Short bursts (a session that completes in minutes): Layer 1 and Layer 2 are enough. Layer 3's cache won't pay off in sub-TTL sessions. Skip compression.
Long-running operations (tens of minutes to hours): Full three-layer + compression. This is most of what I run.
Overnight batches: Always include warmup. The first request after a quiet period will miss, and without warmup you'll spike the batch cost.

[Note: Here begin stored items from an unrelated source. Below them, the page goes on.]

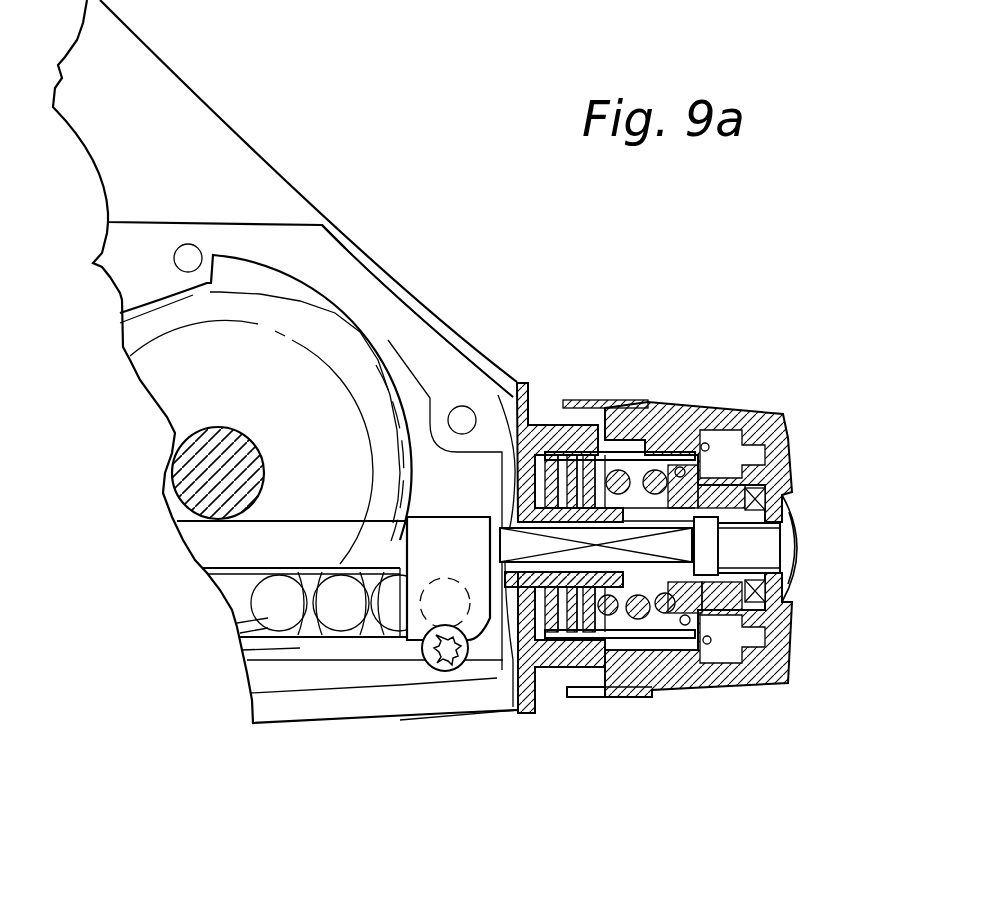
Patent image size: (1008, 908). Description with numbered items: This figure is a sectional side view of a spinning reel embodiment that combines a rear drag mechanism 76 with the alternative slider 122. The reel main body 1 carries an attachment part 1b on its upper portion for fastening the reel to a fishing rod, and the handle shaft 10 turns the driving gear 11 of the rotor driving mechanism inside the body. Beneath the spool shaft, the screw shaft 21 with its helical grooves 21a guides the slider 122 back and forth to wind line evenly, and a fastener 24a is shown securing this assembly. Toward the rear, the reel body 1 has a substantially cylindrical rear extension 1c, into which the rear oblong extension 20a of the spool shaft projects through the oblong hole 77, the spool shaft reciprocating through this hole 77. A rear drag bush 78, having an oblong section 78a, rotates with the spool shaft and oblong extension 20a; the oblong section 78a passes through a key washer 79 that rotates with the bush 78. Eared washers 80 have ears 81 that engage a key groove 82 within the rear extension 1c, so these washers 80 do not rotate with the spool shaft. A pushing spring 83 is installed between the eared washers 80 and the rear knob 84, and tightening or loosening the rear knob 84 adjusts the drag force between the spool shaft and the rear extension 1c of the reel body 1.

The reel main body 1 is at (455, 330).
The attachment part 1b is at (235, 167).
The rear extension 1c is at (556, 690).
The shaft 10 is at (195, 470).
The driving gear 11 is at (335, 352).
The rear oblong extension 20a is at (717, 482).
The screw shaft 21 is at (345, 635).
The helical grooves 21a is at (340, 627).
The fixing screw 24a is at (462, 670).
The rear drag mechanism 76 is at (788, 690).
The oblong hole 77 is at (512, 693).
The rear drag bush 78 is at (545, 612).
The oblong section 78a is at (637, 617).
The key washer 79 is at (597, 652).
The eared washers 80 is at (600, 455).
The ears 81 is at (615, 450).
The key groove 82 is at (722, 647).
The pushing spring 83 is at (655, 452).
The rear knob 84 is at (790, 633).
The slider 122 is at (458, 533).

Multiple apps sharing a system prompt: Extract Layer 1 into a shared service. I run the same operations template across my wallpaper apps and relaxation apps, and the shared Layer 1 lifts hit rate horizontally.
A Minimal Starting Step
If you want to try this tomorrow, start by switching Layer 1 alone to ephemeral cache. It's a few lines of code, and it usually moves hit rate from 30% to 60%. Run that for a week, watch the numbers, then layer on Layer 2 and Layer 3 incrementally.
Trying to put everything in at once makes it impossible to tell what's actually working. Add layers one at a time and measure each. That ends up being the fastest path.
For anyone running an indie app business alongside agent automation, the single most important thing is making costs legible. The design in this article is what let me keep using agents as an offensive tool instead of treating them as an expense to be minimized. I hope it helps you do the same.